Under the plan, it identified four threat levels, provided an action plan for each and rolled them out across its operations. Within days of news that the coronavirus had spread, C88 implemented a Nerve Center made up of group executive leadership and management to centralize and coordinate emergency policies for their employees. This is alongside regular updates from their CEO, companywide emails and town halls.

Next for founders and CEOs is rethinking capital spending strategies and weighing top-line growth against a path to profitability. Top-line growth is not as important right now and sensible investors will value entrepreneurs who shift their focus toward optimizing for profitability and making capital last.

We ourselves have doubled down on advising our portfolio companies to focus on underlying unit economics and to be cautious with their burn rate, the rate at which a company uses its cash reserves, and cash positions, while heightening the sense of urgency.

There are additional practical learnings we can take away from previous economic downturns.

First, when it comes to cost cutting, one of the biggest mistakes we have seen founders and CEOs make is not cutting enough head count at the beginning if they need to. As difficult as it is, it is important to cut more head count rather than less, and to rehire if needed. If a company ends up reducing head count multiple times, this will damage morale and drive away high performers.

Secondly, if there are ongoing commercial partnerships or sales contracts, make concessions and close the deal as soon as possible. Lock in a longer-term contract: in an economic upturn, shorter-term contracts enable one to renegotiate prices up, so do the opposite in an economic downturn.

And thirdly, look for opportunities to take advantage of the downturn. In the past, we have seen recessions where players go out of business and there is market consolidation. Is there an opportunity now to acquire a competitor?

As a side note, capital-raising strategies may need to change as fundraising might slow down over the coming months. With international travel curtailed and face-to-face meetings difficult to arrange, founders will have to rethink how they interact with investors and how best to sell their story as investors become selective. However, if there is a good opportunity to raise now, raise more than intended as a protective measure.

Finally, the stress tests. There is much uncertainty on how consumer behavior will change over the next few months. This means founders and CEOs need to challenge their underlying assumptions when it comes to their revenue and operating models.

Companies may see a spike in demand or a decrease in demand depending on their industry. For example, another portfolio company, Padlet, a productivity tool widely adopted in the education industry, saw increased demand recently likely because of more students using remote learning.

Look for opportunities to take advantage of the downturn. (screenshot of Padlet’s product)

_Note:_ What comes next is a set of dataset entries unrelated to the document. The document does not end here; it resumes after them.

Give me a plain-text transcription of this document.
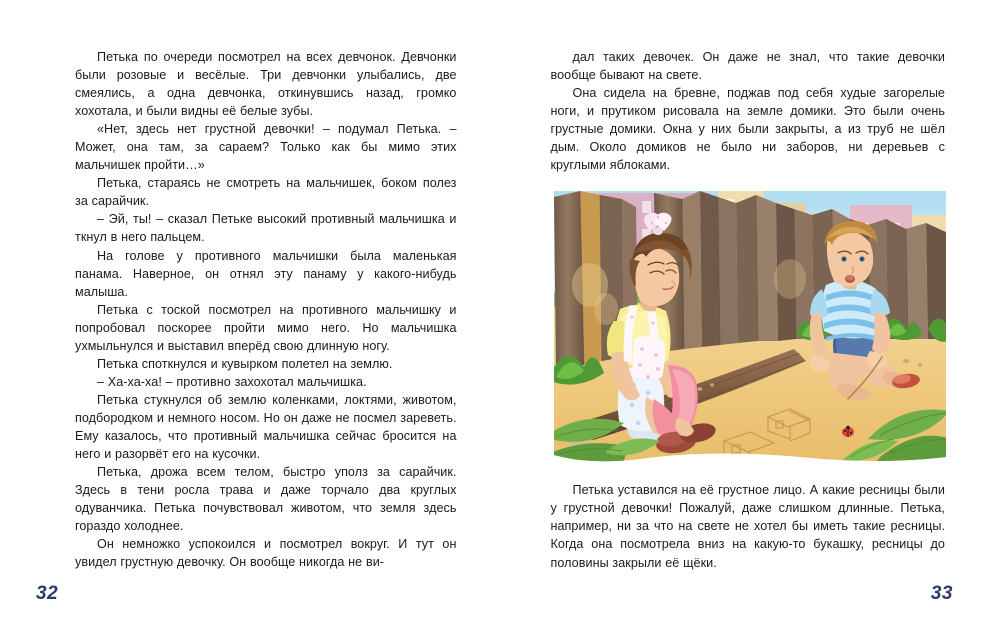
Петька по очереди посмотрел на всех девчонок. Девчонки были розовые и весёлые. Три девчонки улыбались, две смеялись, а одна девчонка, откинувшись назад, громко хохотала, и были видны её белые зубы.

«Нет, здесь нет грустной девочки! – подумал Петька. – Может, она там, за сараем? Только как бы мимо этих мальчишек пройти…»

Петька, стараясь не смотреть на мальчишек, боком полез за сарайчик.

– Эй, ты! – сказал Петьке высокий противный мальчишка и ткнул в него пальцем.

На голове у противного мальчишки была маленькая панама. Наверное, он отнял эту панаму у какого-нибудь малыша.

Петька с тоской посмотрел на противного мальчишку и попробовал поскорее пройти мимо него. Но мальчишка ухмыльнулся и выставил вперёд свою длинную ногу.

Петька споткнулся и кувырком полетел на землю.

– Ха-ха-ха! – противно захохотал мальчишка.

Петька стукнулся об землю коленками, локтями, животом, подбородком и немного носом. Но он даже не посмел зареветь. Ему казалось, что противный мальчишка сейчас бросится на него и разорвёт его на кусочки.

Петька, дрожа всем телом, быстро уполз за сарайчик. Здесь в тени росла трава и даже торчало два круглых одуванчика. Петька почувствовал животом, что земля здесь гораздо холоднее.

Он немножко успокоился и посмотрел вокруг. И тут он увидел грустную девочку. Он вообще никогда не ви-

32

дал таких девочек. Он даже не знал, что такие девочки вообще бывают на свете.

Она сидела на бревне, поджав под себя худые загорелые ноги, и прутиком рисовала на земле домики. Это были очень грустные домики. Окна у них были закрыты, а из труб не шёл дым. Около домиков не было ни заборов, ни деревьев с круглыми яблоками.

Петька уставился на её грустное лицо. А какие ресницы были у грустной девочки! Пожалуй, даже слишком длинные. Петька, например, ни за что на свете не хотел бы иметь такие ресницы. Когда она посмотрела вниз на какую-то букашку, ресницы до половины закрыли её щёки.

33
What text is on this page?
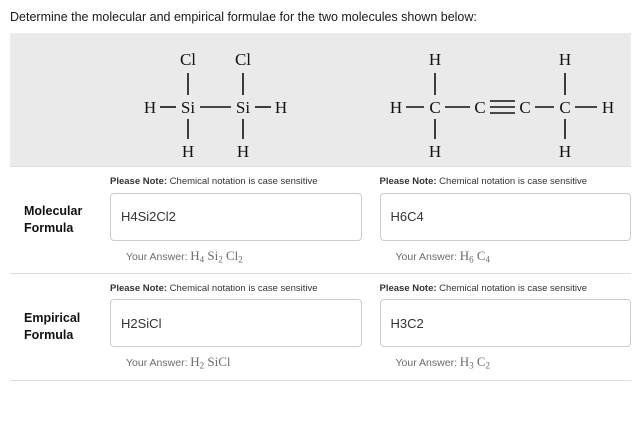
Determine the molecular and empirical formulae for the two molecules shown below:
Cl Cl
H Si Si H
H	H
H	H
H C C C C H
H	H
Molecular
Formula
Please Note: Chemical notation is case sensitive
H4Si2Cl2
Your Answer: $H_4$ $Si_2$ $Cl_2$
Please Note: Chemical notation is case sensitive
H6C4
Your Answer: $H_6$ $C_4$
Empirical
Formula
Please Note: Chemical notation is case sensitive
H2SiCl
Your Answer: $H_2$ SiCl
Please Note: Chemical notation is case sensitive
H3C2
Your Answer: $H_3$ $C_2$
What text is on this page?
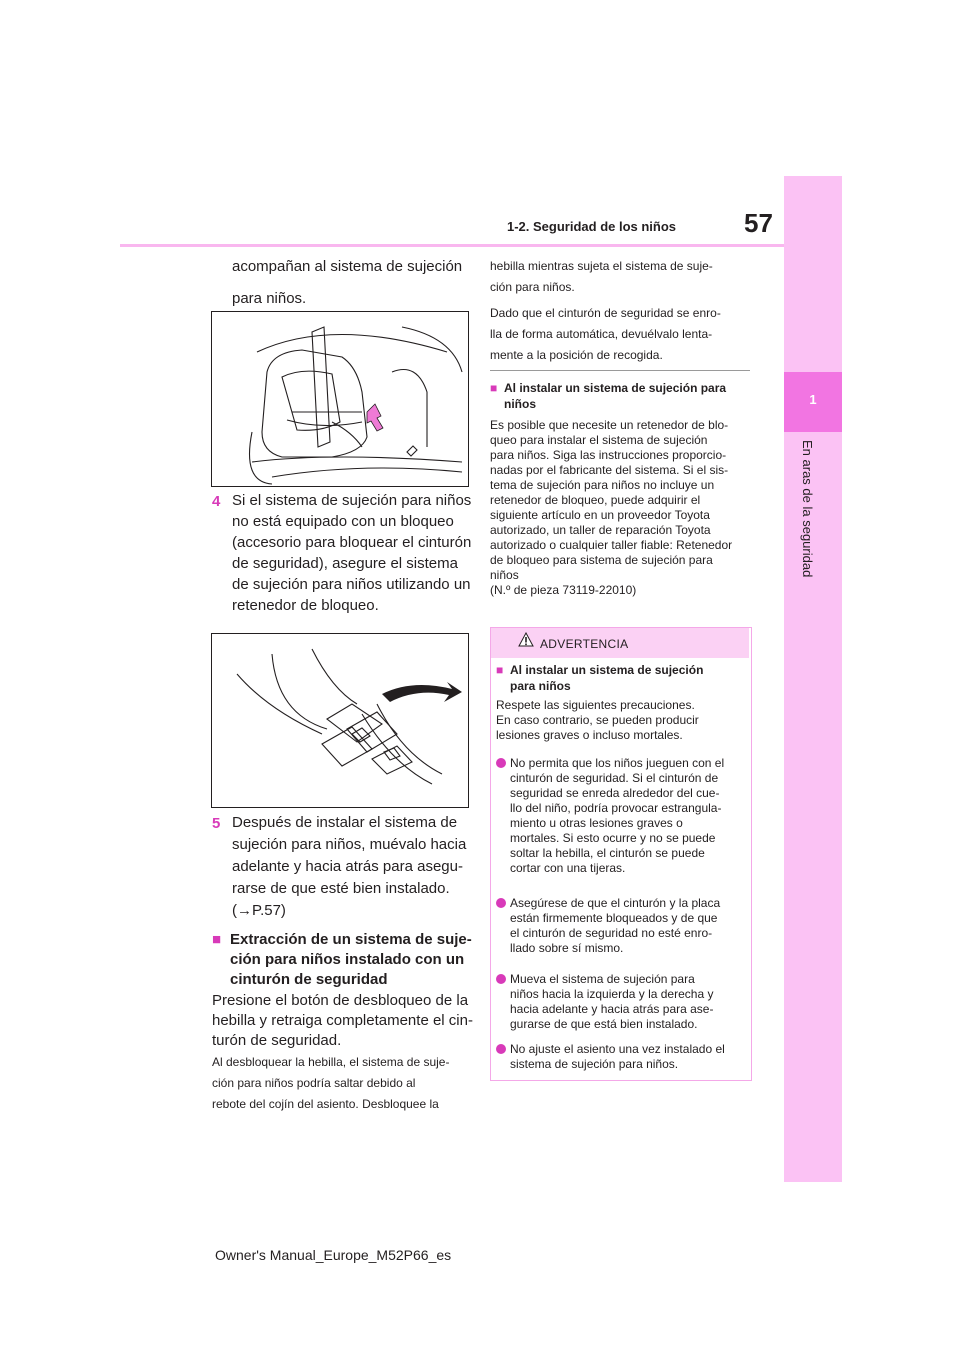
1-2. Seguridad de los niños	57
1
En aras de la seguridad
acompañan al sistema de sujeción
para niños.
4 Si el sistema de sujeción para niños
no está equipado con un bloqueo
(accesorio para bloquear el cinturón
de seguridad), asegure el sistema
de sujeción para niños utilizando un
retenedor de bloqueo.
5 Después de instalar el sistema de
sujeción para niños, muévalo hacia
adelante y hacia atrás para asegu-
rarse de que esté bien instalado.
(→P.57)
■ Extracción de un sistema de suje-
ción para niños instalado con un
cinturón de seguridad
Presione el botón de desbloqueo de la
hebilla y retraiga completamente el cin-
turón de seguridad.
Al desbloquear la hebilla, el sistema de suje-
ción para niños podría saltar debido al
rebote del cojín del asiento. Desbloquee la
hebilla mientras sujeta el sistema de suje-
ción para niños.
Dado que el cinturón de seguridad se enro-
lla de forma automática, devuélvalo lenta-
mente a la posición de recogida.
■ Al instalar un sistema de sujeción para
niños
Es posible que necesite un retenedor de blo-
queo para instalar el sistema de sujeción
para niños. Siga las instrucciones proporcio-
nadas por el fabricante del sistema. Si el sis-
tema de sujeción para niños no incluye un
retenedor de bloqueo, puede adquirir el
siguiente artículo en un proveedor Toyota
autorizado, un taller de reparación Toyota
autorizado o cualquier taller fiable: Retenedor
de bloqueo para sistema de sujeción para
niños
(N.º de pieza 73119-22010)
ADVERTENCIA
■ Al instalar un sistema de sujeción
para niños
Respete las siguientes precauciones.
En caso contrario, se pueden producir
lesiones graves o incluso mortales.
No permita que los niños jueguen con el
cinturón de seguridad. Si el cinturón de
seguridad se enreda alrededor del cue-
llo del niño, podría provocar estrangula-
miento u otras lesiones graves o
mortales. Si esto ocurre y no se puede
soltar la hebilla, el cinturón se puede
cortar con una tijeras.
Asegúrese de que el cinturón y la placa
están firmemente bloqueados y de que
el cinturón de seguridad no esté enro-
llado sobre sí mismo.
Mueva el sistema de sujeción para
niños hacia la izquierda y la derecha y
hacia adelante y hacia atrás para ase-
gurarse de que está bien instalado.
No ajuste el asiento una vez instalado el
sistema de sujeción para niños.
Owner's Manual_Europe_M52P66_es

For companies that are seeing a spike, now is not the time to increase fixed costs to meet the demand. Instead, founders should come up with creative, flexible ways to scale up and down their capacity to meet demand while remaining nimble for when the tides change.

As VC investors, we see the ability of a founder and CEO to navigate coronavirus as an ultimate stress test. We don’t know how long coronavirus will last, though likely longer than one may expect. They say we learn our best lessons in times of crisis, and our three considerations are lessons from our own past, which I hope will serve well not just in bad times but good as well.